Provincial government of British Columbia says it's not convinced Kinder Morgan has done enough to address spill concerns in its petition to expand the existing Trans Mountain crude oil pipeline. Photo by Heather Snow/Shutterstock
VANCOUVER, British Columbia, Jan. 12 (UPI) -- The provincial government of British Columbia said it did not support efforts by pipeline company Kinder Morgan to expand a regional crude oil network.
Kinder Morgan petitioned the federal Canadian government to expand the existing Trans Mountain pipeline network to triple its capacity to around 890,000 barrels of oil per day. The provincial government in British Columbia said it wasn't confident the company had done enough to address spill potential from the system.

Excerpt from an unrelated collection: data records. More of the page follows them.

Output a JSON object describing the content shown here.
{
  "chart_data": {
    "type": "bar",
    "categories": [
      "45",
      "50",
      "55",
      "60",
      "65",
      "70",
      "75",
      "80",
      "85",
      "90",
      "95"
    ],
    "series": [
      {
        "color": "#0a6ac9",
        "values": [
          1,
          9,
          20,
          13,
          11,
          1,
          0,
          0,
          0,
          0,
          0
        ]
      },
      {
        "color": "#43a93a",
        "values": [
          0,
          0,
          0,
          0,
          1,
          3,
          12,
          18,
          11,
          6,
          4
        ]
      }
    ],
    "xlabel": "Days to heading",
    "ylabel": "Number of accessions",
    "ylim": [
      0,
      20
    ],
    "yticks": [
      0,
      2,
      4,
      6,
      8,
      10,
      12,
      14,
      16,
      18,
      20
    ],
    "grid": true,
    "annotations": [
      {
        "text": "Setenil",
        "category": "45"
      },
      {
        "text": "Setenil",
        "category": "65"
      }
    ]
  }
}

"Because of this, the province is unable to support the project at this time, based on the evidence submitted," it said in a statement.

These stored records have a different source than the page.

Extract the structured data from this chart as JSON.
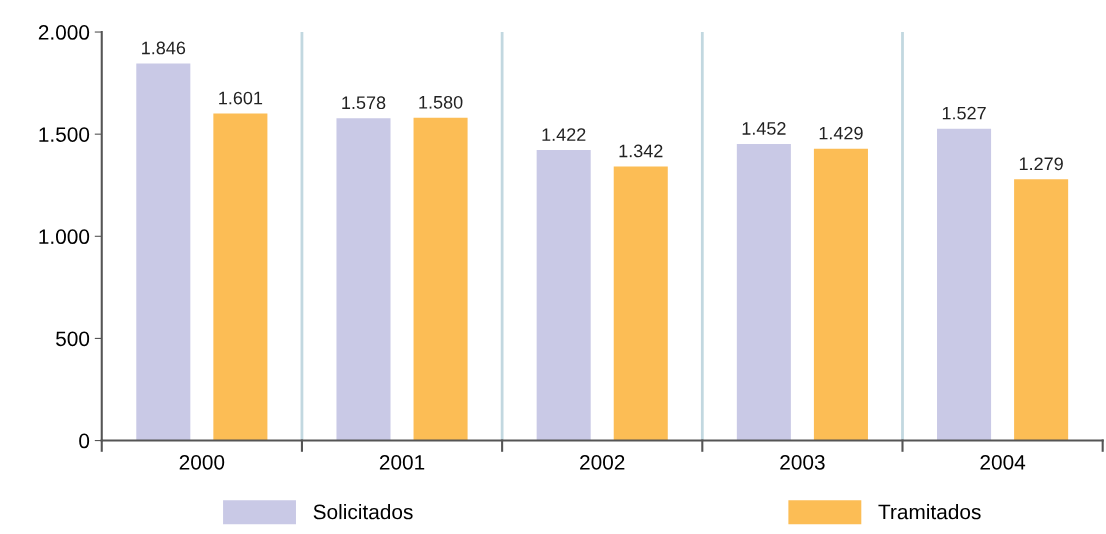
{
  "chart_data": {
    "type": "bar",
    "categories": [
      "2000",
      "2001",
      "2002",
      "2003",
      "2004"
    ],
    "series": [
      {
        "name": "Solicitados",
        "color": "#c9c9e6",
        "values": [
          1846,
          1578,
          1422,
          1452,
          1527
        ],
        "value_labels": [
          "1.846",
          "1.578",
          "1.422",
          "1.452",
          "1.527"
        ]
      },
      {
        "name": "Tramitados",
        "color": "#fcbd55",
        "values": [
          1601,
          1580,
          1342,
          1429,
          1279
        ],
        "value_labels": [
          "1.601",
          "1.580",
          "1.342",
          "1.429",
          "1.279"
        ]
      }
    ],
    "ylim": [
      0,
      2000
    ],
    "yticks": [
      {
        "value": 0,
        "label": "0"
      },
      {
        "value": 500,
        "label": "500"
      },
      {
        "value": 1000,
        "label": "1.000"
      },
      {
        "value": 1500,
        "label": "1.500"
      },
      {
        "value": 2000,
        "label": "2.000"
      }
    ],
    "grid": "x",
    "legend": "bottom"
  }
}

Advocacy groups in British Columbia have expressed concern about the potential environmental threat from the expanded oil pipeline. Kinder said the existing corridor has been in service for 60 years with few incidents.

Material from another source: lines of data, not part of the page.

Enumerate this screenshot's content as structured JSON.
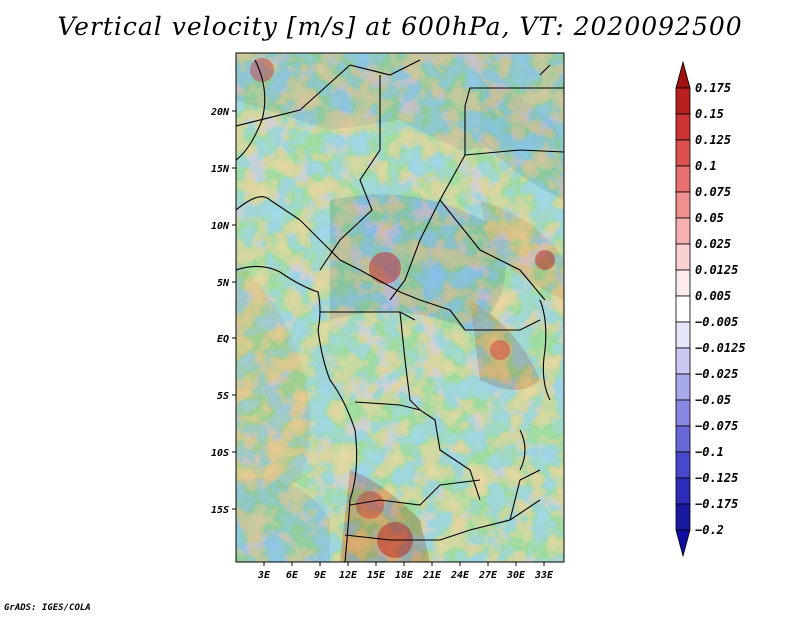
{
  "title": "Vertical velocity [m/s] at 600hPa, VT: 2020092500",
  "credit": "GrADS: IGES/COLA",
  "map": {
    "lat_labels": [
      "20N",
      "15N",
      "10N",
      "5N",
      "EQ",
      "5S",
      "10S",
      "15S"
    ],
    "lon_labels": [
      "3E",
      "6E",
      "9E",
      "12E",
      "15E",
      "18E",
      "21E",
      "24E",
      "27E",
      "30E",
      "33E"
    ]
  },
  "colorbar": {
    "levels": [
      "0.175",
      "0.15",
      "0.125",
      "0.1",
      "0.075",
      "0.05",
      "0.025",
      "0.0125",
      "0.005",
      "−0.005",
      "−0.0125",
      "−0.025",
      "−0.05",
      "−0.075",
      "−0.1",
      "−0.125",
      "−0.175",
      "−0.2"
    ],
    "colors": [
      "#a01010",
      "#b82020",
      "#cc3333",
      "#dd5050",
      "#e87070",
      "#f09090",
      "#f6b0b0",
      "#fad0d0",
      "#fdeaea",
      "#ffffff",
      "#e6e6fa",
      "#c8c8f2",
      "#a8a8ec",
      "#8888e2",
      "#6868d8",
      "#4848cc",
      "#2c2cb8",
      "#1a1aa0",
      "#1010a0"
    ]
  }
}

An estimated 25 barrels of oil spilled from the existing pipeline in June 2014.
The provincial decision comes as the Canadian energy sector works to expand market access beyond North America under the administration of Prime Minister Justin Trudeau, seen as more of a low-carbon advocate than his predecessor, Stephen Harper.
Speaking to reporters in Vancouver, the prime minister said last month he stands in opposition to the planned Northern Gateway oil pipeline, a pipeline planned by rival Enbridge that could run through a sensitive ecosystem in the region.
Last week, TransCanada sued the U.S. government over its decision to refuse a permit to build the cross-border Keystone XL oil pipeline from Alberta.
The provincial government laid out five conditions for the approval of Kinder Morgan's expansion, which said a comprehensive effort was needed to meet all the spill response requirements.
Provincial Environment Minister Mary Polak said in a conference call with reporters their decision was only one part of the process. The federal NEB is expected to weigh in on the project in May.